“Mortgages” means collectively, the deeds of trust, trust deeds, hypothecs and mortgages made by the Note Parties in favor or for the benefit of the Collateral Agent on behalf of the Secured Parties creating and evidencing a Lien on a Mortgaged Property in form and substance reasonably satisfactory to the Required Holders with such terms and provisions as may be required by the applicable Laws of the relevant jurisdiction, and any other mortgages executed and delivered pursuant to Sections 10.7 and Section 10.8 of the Note Purchase Agreement, in each case, as the same may from time to time be amended, restated, supplemented, or otherwise modified.

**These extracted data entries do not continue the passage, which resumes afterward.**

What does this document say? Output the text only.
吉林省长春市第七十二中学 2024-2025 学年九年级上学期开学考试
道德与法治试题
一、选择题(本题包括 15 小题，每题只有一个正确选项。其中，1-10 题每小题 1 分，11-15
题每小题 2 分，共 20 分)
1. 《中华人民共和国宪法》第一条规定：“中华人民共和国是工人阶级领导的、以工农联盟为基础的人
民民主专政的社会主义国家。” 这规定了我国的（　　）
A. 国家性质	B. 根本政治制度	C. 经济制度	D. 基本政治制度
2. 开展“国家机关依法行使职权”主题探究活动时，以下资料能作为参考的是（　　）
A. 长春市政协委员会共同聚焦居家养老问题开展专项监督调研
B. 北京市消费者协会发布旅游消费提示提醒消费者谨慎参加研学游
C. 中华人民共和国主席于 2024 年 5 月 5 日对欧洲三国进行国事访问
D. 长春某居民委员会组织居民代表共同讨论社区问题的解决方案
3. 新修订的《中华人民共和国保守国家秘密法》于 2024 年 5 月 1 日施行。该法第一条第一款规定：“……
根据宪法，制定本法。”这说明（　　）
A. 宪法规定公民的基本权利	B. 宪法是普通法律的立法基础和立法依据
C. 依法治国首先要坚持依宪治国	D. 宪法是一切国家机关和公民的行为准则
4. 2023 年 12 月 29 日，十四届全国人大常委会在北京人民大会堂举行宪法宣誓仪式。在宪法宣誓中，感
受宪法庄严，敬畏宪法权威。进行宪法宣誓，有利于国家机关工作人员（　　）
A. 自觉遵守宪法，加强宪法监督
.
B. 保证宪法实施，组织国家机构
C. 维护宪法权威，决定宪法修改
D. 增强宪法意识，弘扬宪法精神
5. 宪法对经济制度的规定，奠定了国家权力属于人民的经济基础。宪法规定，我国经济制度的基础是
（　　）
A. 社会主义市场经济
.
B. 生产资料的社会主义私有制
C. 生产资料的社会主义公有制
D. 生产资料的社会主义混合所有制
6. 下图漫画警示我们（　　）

“New York UCC” means the Uniform Commercial Code as from time to time in effect in the state of New York.
“Notes” has the meaning assigned to such term in the preliminary statement of this Agreement.
“Note Documents” shall mean the Notes, the Note Purchase Agreement and the Collateral Documents.
“Note Purchase Agreement” has the meaning assigned to such term in the preliminary statement of this Agreement.
“Obligations” means any principal, interest (including any interest accruing subsequent to the filing of a petition in bankruptcy, reorganization or similar case or proceeding at the rate provided for in the documentation with respect thereto, whether or not such interest is an allowed or allowable claim under applicable state, federal or foreign law), premium, penalties, fees, indemnifications, reimbursements (including reimbursement obligations with respect to letters of credit and bankers’ acceptances), damages and other liabilities, and guarantees of payment of such principal, interest, premium, penalties, fees, indemnifications, reimbursements, damages and other liabilities, payable under the documentation governing any Indebtedness.
“Parent” has the meaning assigned to such term in the preamble hereto.
“Patent License” means any written agreement, now or hereafter in effect, granting to any third party any right to make, use or sell any invention on which a Patent, now owned or hereafter acquired by any Grantor or that any Grantor otherwise has the right to license, is in existence, or granting to any Grantor any right to make, use or sell any invention on which a Patent (determined as if references to the Grantor in the definition of Patent were references to the third party), now owned or hereafter acquired by any third party, is in existence, and all rights of any Grantor under any such agreement.
“Patent Short Form Security Agreement” means an agreement substantially in the form of Exhibit IV hereto.
“Patents” means all of the following now owned or hereafter acquired by any Grantor: (a) all letters patent of the United States or the equivalent thereof in any other country, all registrations and recordings thereof, and all applications for letters patent of the United States or the equivalent thereof in any other country, including registrations, recordings and pending applications in the United States Patent and Trademark Office (or any successor or any similar office in any other country), including those listed on Schedule IV, and (b) all reissues, continuations, divisions, continuations-in-part, renewals or extensions thereof, and the inventions disclosed or claimed therein, including the right to make, use and/or sell the inventions disclosed or claimed therein.